6. Include both bottom-up and top-down listening techniques. Speech processing theory distinguishes between two types of processing in both listening and reading comprehension. Bottom-up processing proceeds from sounds to words to grammatical relationships to lexical meanings, etc., to a final "message." Top-down processing is evoked from "a bank of prior knowledge and global expectations" and other background information that the listener brings to the text. Bottom-up techniques typically focus on sounds, words, intonation, grammatical structures, and other components of spoken language. Top-down
techniques are more concerned with the activation of schemata, with deriving meaning, with global understanding, and I with the interpretation of a text. It is important for learners to operate from both directions since both can offer keys to determining the meaning of spoken discourse.
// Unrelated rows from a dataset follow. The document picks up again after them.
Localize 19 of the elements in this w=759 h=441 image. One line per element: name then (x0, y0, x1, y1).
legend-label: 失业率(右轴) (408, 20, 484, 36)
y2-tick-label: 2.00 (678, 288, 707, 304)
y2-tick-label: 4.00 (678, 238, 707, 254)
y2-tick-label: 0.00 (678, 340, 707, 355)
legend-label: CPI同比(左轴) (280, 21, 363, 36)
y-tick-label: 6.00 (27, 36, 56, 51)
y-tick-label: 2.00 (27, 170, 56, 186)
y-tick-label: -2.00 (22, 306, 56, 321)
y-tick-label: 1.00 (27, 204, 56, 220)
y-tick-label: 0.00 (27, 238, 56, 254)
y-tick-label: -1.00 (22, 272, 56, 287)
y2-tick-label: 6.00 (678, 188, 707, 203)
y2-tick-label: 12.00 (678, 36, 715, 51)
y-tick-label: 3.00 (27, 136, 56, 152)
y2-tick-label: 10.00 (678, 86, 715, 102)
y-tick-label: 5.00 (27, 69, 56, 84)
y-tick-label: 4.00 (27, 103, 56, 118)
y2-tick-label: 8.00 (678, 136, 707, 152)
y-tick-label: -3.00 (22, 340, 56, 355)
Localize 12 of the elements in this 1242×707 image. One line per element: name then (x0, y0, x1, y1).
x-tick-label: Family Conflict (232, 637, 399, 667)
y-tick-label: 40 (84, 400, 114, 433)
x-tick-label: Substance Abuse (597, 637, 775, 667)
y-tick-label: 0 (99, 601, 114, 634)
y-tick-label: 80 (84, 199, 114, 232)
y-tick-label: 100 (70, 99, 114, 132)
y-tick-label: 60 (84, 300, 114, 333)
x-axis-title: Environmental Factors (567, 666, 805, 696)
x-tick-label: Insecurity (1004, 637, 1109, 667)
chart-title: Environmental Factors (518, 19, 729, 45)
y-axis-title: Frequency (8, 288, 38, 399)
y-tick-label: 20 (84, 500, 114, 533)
However, in a communicative, interactive context, you don want to dwell too heavily on the bottom-up, for to do so may hamper the development of a learner's all-important automaticity in processing speech.
Six basic principles of teaching listening (J. Harmer) Principle 1. The tape-recorder should be of very good quality and the recording must be heard all round the classroom.
Principle 2. Preparation is very important: students should be engaged with the topic so that they really want to listen.
Principle 3. The teacher shouldn’t play a tape only once, but listening to it twice or more than 3 times can also be boring.
Principle 4. Students should be encouraged to respond to the problem raised in the recording, not just to the language. The author considers questions like ‘Do you agree?’ just as important as question about the used language.
Principle 5. ‘Different listening stages demand different listening tasks’. For the first listening the task is general and for later listening – more detailed listening.
Principle 6. A listening text should be fully exploited.